What follows are often tedious and bland critiques of various magazines. We get a detailed description of the typographic choices that each magazine chose. We get very few illustrations of the magazine pages and when we do most of them are on the inner margin and placed to bleed into the binding. This not only makes it hard to really get a feel for the page layout due to size, but the reader is constantly having to flatten out the binding to be able to see the illustrations. In many cases even that does not help. When we are told that a certain design decision did not work well on page x of a magazine, we have no illustration to be able to judge if the writer's opinion is correct or not. When doing graphic design and typography critiques and instruction, illustrations are simply essential. We get far too few illustrations and most of what we do have is of little use due to size and placement on the page.

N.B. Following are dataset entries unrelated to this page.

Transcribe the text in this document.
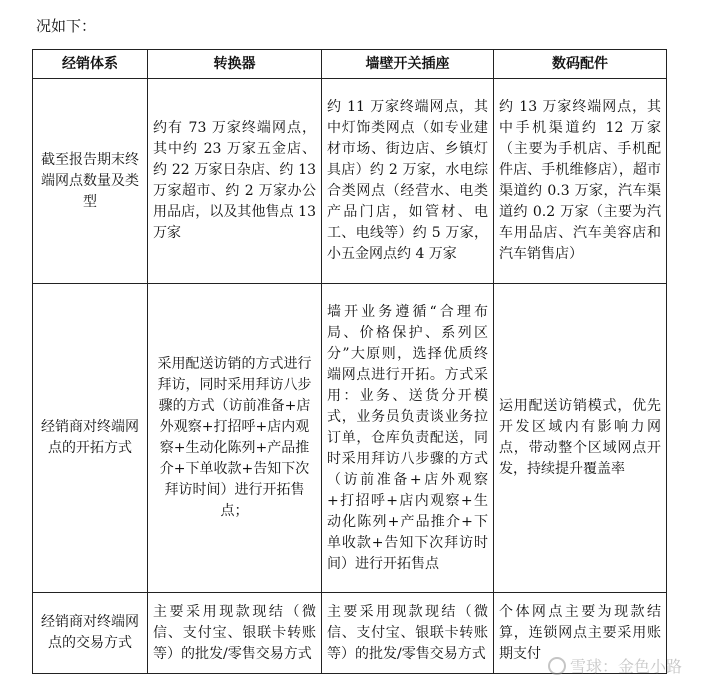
况如下：
经销体系	转换器	墙壁开关插座	数码配件
截至报告期末终端网点数量及类型	约有 73 万家终端网点，其中约 23 万家五金店、约 22 万家日杂店、约 13 万家超市、约 2 万家办公用品店，以及其他售点 13 万家	约 11 万家终端网点，其中灯饰类网点（如专业建材市场、街边店、乡镇灯具店）约 2 万家，水电综合类网点（经营水、电类产品门店，如管材、电工、电线等）约 5 万家，小五金网点约 4 万家	约 13 万家终端网点，其中手机渠道约 12 万家（主要为手机店、手机配件店、手机维修店），超市渠道约 0.3 万家，汽车渠道约 0.2 万家（主要为汽车用品店、汽车美容店和汽车销售店）
经销商对终端网点的开拓方式	采用配送访销的方式进行拜访，同时采用拜访八步骤的方式（访前准备+店外观察+打招呼+店内观察+生动化陈列+产品推介+下单收款+告知下次拜访时间）进行开拓售点；	墙开业务遵循“合理布局、价格保护、系列区分”大原则，选择优质终端网点进行开拓。方式采用：业务、送货分开模式，业务员负责谈业务拉订单，仓库负责配送，同时采用拜访八步骤的方式（访前准备+店外观察+打招呼+店内观察+生动化陈列+产品推介+下单收款+告知下次拜访时间）进行开拓售点	运用配送访销模式，优先开发区域内有影响力网点，带动整个区域网点开发，持续提升覆盖率
经销商对终端网点的交易方式	主要采用现款现结（微信、支付宝、银联卡转账等）的批发/零售交易方式	主要采用现款现结（微信、支付宝、银联卡转账等）的批发/零售交易方式	个体网点主要为现款结算，连锁网点主要采用账期支付
雪球：金色小路
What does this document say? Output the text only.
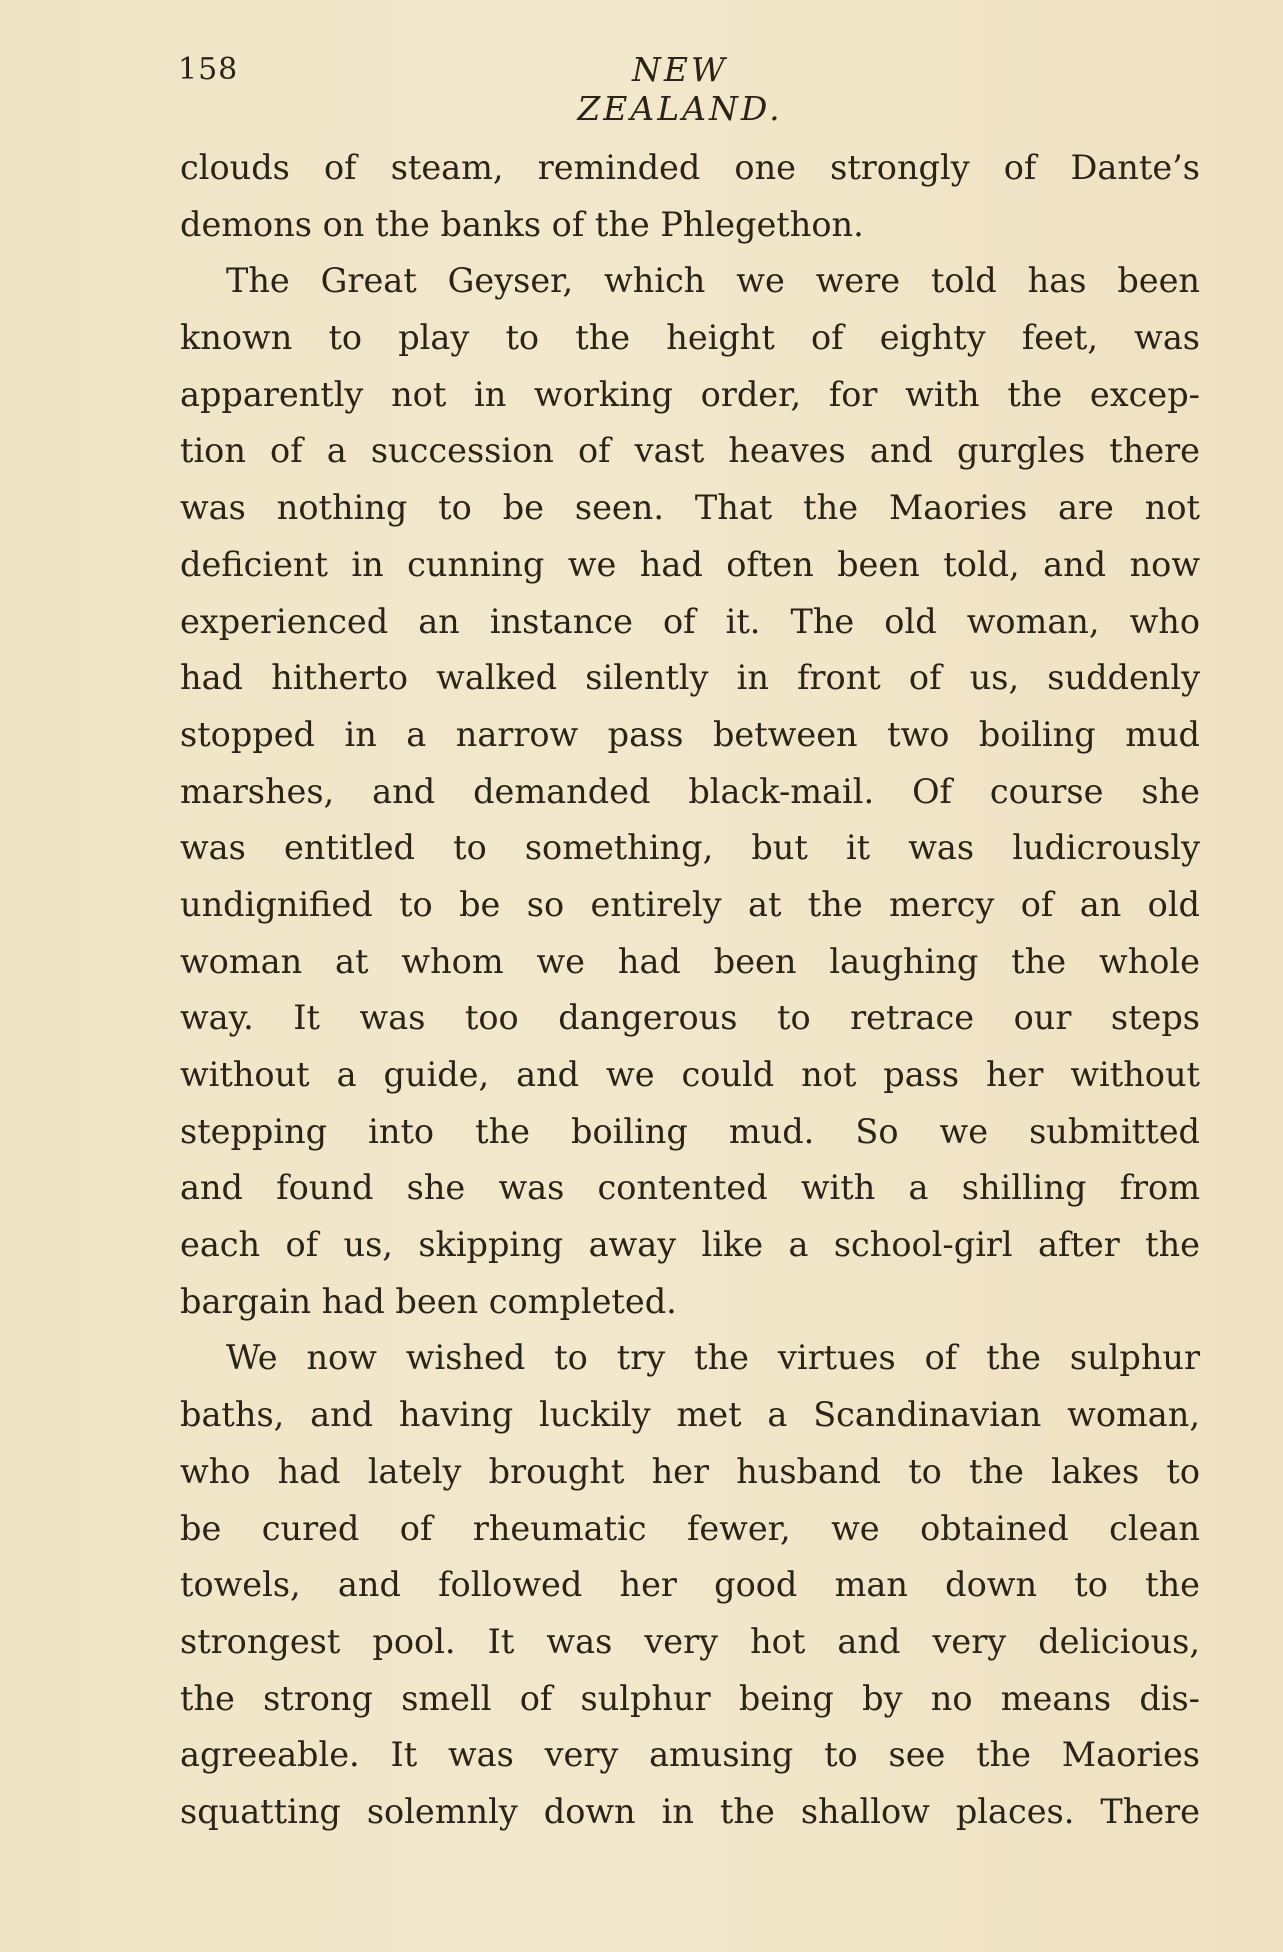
158	NEW ZEALAND.
clouds of steam, reminded one strongly of Dante’s
demons on the banks of the Phlegethon.
The Great Geyser, which we were told has been
known to play to the height of eighty feet, was
apparently not in working order, for with the excep-
tion of a succession of vast heaves and gurgles there
was nothing to be seen. That the Maories are not
deficient in cunning we had often been told, and now
experienced an instance of it. The old woman, who
had hitherto walked silently in front of us, suddenly
stopped in a narrow pass between two boiling mud
marshes, and demanded black-mail. Of course she
was entitled to something, but it was ludicrously
undignified to be so entirely at the mercy of an old
woman at whom we had been laughing the whole
way. It was too dangerous to retrace our steps
without a guide, and we could not pass her without
stepping into the boiling mud. So we submitted
and found she was contented with a shilling from
each of us, skipping away like a school-girl after the
bargain had been completed.
We now wished to try the virtues of the sulphur
baths, and having luckily met a Scandinavian woman,
who had lately brought her husband to the lakes to
be cured of rheumatic fewer, we obtained clean
towels, and followed her good man down to the
strongest pool. It was very hot and very delicious,
the strong smell of sulphur being by no means dis-
agreeable. It was very amusing to see the Maories
squatting solemnly down in the shallow places. There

Another tiring element of the second half of the book is the uninspired writing of most of the essays and their insistence on quoting Honeywill, (i.e. Paul Honeywill says...). We know what Paul Honeywill says because we read it in the first half of the book. These quotes come off more like a grad student name-dropping their teacher in order to hopefully get a better grade, which it seems likely is the case, for these critiques bare the strong marks of theses. Added to that is their insistence on quoting the most basic of typographic and graphic design standards. One can forgive hearing that a serif typeface is best used for body copy once, perhaps twice, but when one hears it 7 times, it starts to get old. Most of the critiques make a point of quoting these most basic of principles. So along about the 3rd or 4th time, the reader begins to get annoyed.
The theses do not give the feeling of real critiques at all. In most cases their purpose seems to be more as a vehicle to show off the (basic) design knowledge of the (non-design) student by parroting their teacher, than to offer any real critique of the magazines.
Typographically the book itself fails as well. This is perhaps the most surprising thing about the book. One would think that a book by a graphic designer would be, well.......designed a little better. I have already mentioned what I feel was a major mistake in placing illustrations on the inside margins. This mistake was compounded by tilting some of the graphics which caused them to bleed further into the binding and making their value as examples to illustrate the text even less.
Another annoying aspect of the graphics lay in the photos that start off each thesis in the second section. At the beginning of each thesis is a photo of the cover of the magazine that is being critiqued. Normally this would be a very good move. Graphic design is a visual art, so having the actual cover of the magazine to view is a smart move. However, Honeywill (or whoever designed his book) chooses to apply a transparency gradient to the covers so that the entire bottom half of the cover is not there. You can only see the top half of the cover! When the cover of a magazine is one of the most important design elements in that magazine, it seems ludicrous to include a photo of the cover, only to knock half of it out with a gradient, just to add white space. Judicial use of white space is called for, but there are times when practical considerations must outweigh the need for more white space. This was definitely one of them.
Additionally the text is flush left and a very ragged right. There is absolutely no hyphenation. The net effect of this is that the raggedness of the columns is so extreme that it jars the reader out of the text at times. As an aside, one would think that a book that tells you several times that serif typefaces are best used for body copy, would have its own body copy in a serif typeface. One would be wrong again. The entire text is set in a sans serif typeface, making reading a bit of a task.
While the reader may get some valuable information out of this book, the amount of repetition, the general uninspired nature of it and the poor typographic choices makes a task out of what should have been a pleasure. Buy at your own risk. I plan to sell mine for anything I can get out of it.